Introduction
At the beginning of the 21st century, outsourcing is viewed as a strategic tool that helps organizations to expand their activities and increase profits. Outsourcing is often seen as an opportunity to provide a competitive advantage and increased value for the enterprise. The main causes of outsourcing are prices and wages, communication and transportation costs. The main factors to reject outsourcing strategies are lack of financial resources and the size of the company. For a small company, it would be more difficult to expand its activities and sustain stable growth rates and flexibility.
The main risks associated with outsourcing are reduced flexibility, low-cost savings and low quality. The problems of structural adjustment are even greater for developing countries that lag far behind the advanced industrialized economies in their flexibility to cope with these challenges. The benefits associated with outsourcing involve strong competitive advantage and cost savings. The extent of this ‘catching up’ is dependent on many factors, such as the political, cultural, economic, and social infrastructure, and the capability of the country to benefit from technological spill-overs and accumulated technology (Doig et al. 2001).
Causes of outsourcing
In cases where this is technically possible, the cost advantage of outsourcing will probably apply to component parts of production processes, leading to outsourcing by the developed economies. When rules limit direct investment and outsourcing, both producers and labor want enforcement of labor standards abroad to maintain competitiveness for their products. Once the rules are relaxed, the interests of producers and consumers diverge, as low wages and lax labor standards make foreign production more profitable. The threat to move all or part of production abroad can be used at home to exact reductions in labor compensation (wages plus benefits). Moreover, the threat of significant job losses allows large firms to demand changes to labor legislation that further weaken labor. In addition to endangering jobs, wages, labor standards and union powers, globalization also hastens the decline of social safety nets. Citing international competitiveness, the business has been able to shift the tax burden to labor. But job losses and low wages will erode this tax base, reducing governments’ ability to finance welfare programs.

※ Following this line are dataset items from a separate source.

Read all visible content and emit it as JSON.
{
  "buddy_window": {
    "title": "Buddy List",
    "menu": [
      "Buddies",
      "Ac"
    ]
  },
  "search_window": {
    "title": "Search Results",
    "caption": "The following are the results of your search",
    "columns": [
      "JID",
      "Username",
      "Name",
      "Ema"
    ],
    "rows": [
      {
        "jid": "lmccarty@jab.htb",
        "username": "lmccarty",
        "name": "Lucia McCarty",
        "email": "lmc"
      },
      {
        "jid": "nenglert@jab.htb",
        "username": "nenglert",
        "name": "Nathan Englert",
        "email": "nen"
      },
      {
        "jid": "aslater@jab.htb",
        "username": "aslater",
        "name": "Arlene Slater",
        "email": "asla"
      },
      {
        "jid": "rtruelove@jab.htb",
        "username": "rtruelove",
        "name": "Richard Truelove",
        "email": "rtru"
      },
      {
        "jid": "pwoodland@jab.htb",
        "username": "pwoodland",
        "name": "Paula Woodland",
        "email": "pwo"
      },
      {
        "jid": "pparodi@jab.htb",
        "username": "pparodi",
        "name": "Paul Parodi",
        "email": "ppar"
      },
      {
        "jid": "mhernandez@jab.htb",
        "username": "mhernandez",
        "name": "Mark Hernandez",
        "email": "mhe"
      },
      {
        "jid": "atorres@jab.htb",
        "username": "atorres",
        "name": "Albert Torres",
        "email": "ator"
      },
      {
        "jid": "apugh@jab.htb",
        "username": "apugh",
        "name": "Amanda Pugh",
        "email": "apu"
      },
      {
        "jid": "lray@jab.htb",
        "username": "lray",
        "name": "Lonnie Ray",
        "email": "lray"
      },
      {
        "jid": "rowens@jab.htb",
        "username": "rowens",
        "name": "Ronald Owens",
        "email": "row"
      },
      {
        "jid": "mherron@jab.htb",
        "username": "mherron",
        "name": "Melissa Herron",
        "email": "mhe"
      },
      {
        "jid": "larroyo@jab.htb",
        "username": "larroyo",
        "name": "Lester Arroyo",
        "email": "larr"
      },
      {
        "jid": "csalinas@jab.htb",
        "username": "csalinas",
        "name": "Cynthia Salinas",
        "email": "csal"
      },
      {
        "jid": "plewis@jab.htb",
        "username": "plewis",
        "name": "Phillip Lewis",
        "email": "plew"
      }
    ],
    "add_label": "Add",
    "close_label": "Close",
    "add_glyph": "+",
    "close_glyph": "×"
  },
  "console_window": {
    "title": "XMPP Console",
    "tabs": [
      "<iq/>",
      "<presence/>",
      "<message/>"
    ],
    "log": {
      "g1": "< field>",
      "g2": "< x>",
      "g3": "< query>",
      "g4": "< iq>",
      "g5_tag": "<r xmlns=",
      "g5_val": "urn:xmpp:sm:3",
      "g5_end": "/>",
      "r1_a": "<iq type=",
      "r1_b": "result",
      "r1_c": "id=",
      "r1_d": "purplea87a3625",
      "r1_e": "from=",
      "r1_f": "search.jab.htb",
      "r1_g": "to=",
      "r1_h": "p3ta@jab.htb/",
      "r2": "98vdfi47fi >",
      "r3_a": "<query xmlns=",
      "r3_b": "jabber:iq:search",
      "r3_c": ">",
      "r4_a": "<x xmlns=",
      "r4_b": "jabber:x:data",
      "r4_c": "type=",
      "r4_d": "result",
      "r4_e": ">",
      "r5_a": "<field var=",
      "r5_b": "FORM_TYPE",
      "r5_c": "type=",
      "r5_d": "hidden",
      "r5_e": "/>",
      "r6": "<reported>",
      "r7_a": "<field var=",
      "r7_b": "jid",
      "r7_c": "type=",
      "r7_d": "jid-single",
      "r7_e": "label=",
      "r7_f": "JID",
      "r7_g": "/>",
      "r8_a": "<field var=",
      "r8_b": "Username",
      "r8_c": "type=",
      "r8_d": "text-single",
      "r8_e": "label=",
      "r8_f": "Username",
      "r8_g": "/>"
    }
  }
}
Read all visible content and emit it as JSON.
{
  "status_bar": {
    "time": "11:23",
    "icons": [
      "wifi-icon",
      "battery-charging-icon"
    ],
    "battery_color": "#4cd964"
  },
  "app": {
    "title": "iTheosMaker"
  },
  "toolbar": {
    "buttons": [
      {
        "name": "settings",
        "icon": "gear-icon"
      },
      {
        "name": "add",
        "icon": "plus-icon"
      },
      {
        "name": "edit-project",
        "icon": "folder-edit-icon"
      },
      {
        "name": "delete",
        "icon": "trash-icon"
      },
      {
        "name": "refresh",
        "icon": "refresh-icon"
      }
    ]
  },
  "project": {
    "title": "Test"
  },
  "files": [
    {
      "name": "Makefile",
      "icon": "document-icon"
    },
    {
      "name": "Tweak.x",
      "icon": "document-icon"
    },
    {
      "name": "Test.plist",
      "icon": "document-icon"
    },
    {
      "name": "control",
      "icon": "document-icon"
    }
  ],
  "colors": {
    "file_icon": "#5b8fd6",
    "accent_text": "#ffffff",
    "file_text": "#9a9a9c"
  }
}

Globalization thus undermines labor strength, reinforcing the impact of higher levels of overall unemployment on capital’s ability to control the workplace in the developed economies (Cocheo, 2004).
What is different today is the frequency of these changes and the greater cataclysmic effect for the individuals involved. But a simple fact remains: At the point where work gets done, workers are functioning at various levels of skill and knowledge and adapting to a variety of physical, social, and environmental conditions to perform tasks to specified standards. Those tasks must be documented and understood by HR specialists so they can apply their measures, generalized tools, and consulting skills to help select workers, train them, appraise their performance, give them constructive feedback, and adapt their environments to achieve optimum productivity and worker growth. To begin with, its task formulations come directly from SMEs in their own words. They are revealing as no checklist can be because they link the essential information that must be linked–behaviors and results. This is the information necessary to understand the work-doing system and manage its HR dynamics. Continuous involvement of an HR staff member to implement findings, and if feasible, to extend its application to other occupations is desirable (Cocheo, 2004).
Careers provided opportunities for individuals with potential and determination to aspire toward goals that enabled them to achieve comfortable economic status. It provided employers with dedicated employees. As the new millennium approaches, the pursuit of careers appears to be in a state of flux. The turmoil in the industry brought about by global competition and industrial consolidation has shaken the concept of stability and the idea of lifelong employment in a single occupation for a single employer. Employers are less able to offer lifelong employment in a clearly defined occupational niche (Gordon and Zimmerman, 2007). Technological change and the enormous expansion of knowledge have blurred the lines of career content. Today, it appears, nothing less than lifelong training and education is necessary to stay current let alone get ahead in a career field. It is not that the idea of pursuing a career is no longer feasible. Rather, a career–in the sense of achieving stability, security and personal growth must be pursued differently. The primary focus of these goals has moved from the employer, industry, or profession, to the individual. An individual can no longer rely on a career label, even a licensed one, to provide the niche of security, stability, and status. Instead, an individual must be able to deliver high performance in highly changing situations (Doig et al. 2001).
Conclusion
In sum, outsourcing helps companies to improve their main operations and service quality, gain a competitive advantage and save costs. It proposes company opportunities to reduce labor costs and increase service volumes and a number of traditional services proposed to customers, restructure the business and invest in personal growth and development. In such an environment, workers require personal flexibility and self-insight that can be honed by career development coaching.
References
Cocheo, S. (2004). Global think or Job Shrink: Offshore Outsourcing Brings Some Banks Key Benefits. If Only It Didn’t Carry All the Cachet of Leprosy. A Look at What’s Actually Happening. ABA Banking Journal, 96 (1), 40.
Doig, S. J., et al. (2001). Outsourcing Gone Too Far? The McKinsey Quarterly, 2001, p. 25.
Gordon, C., Zimmerman, A. (2007). High-Tech Outsourcing: A Benefit-Cost Framework. American Economist, 51 (2), 97.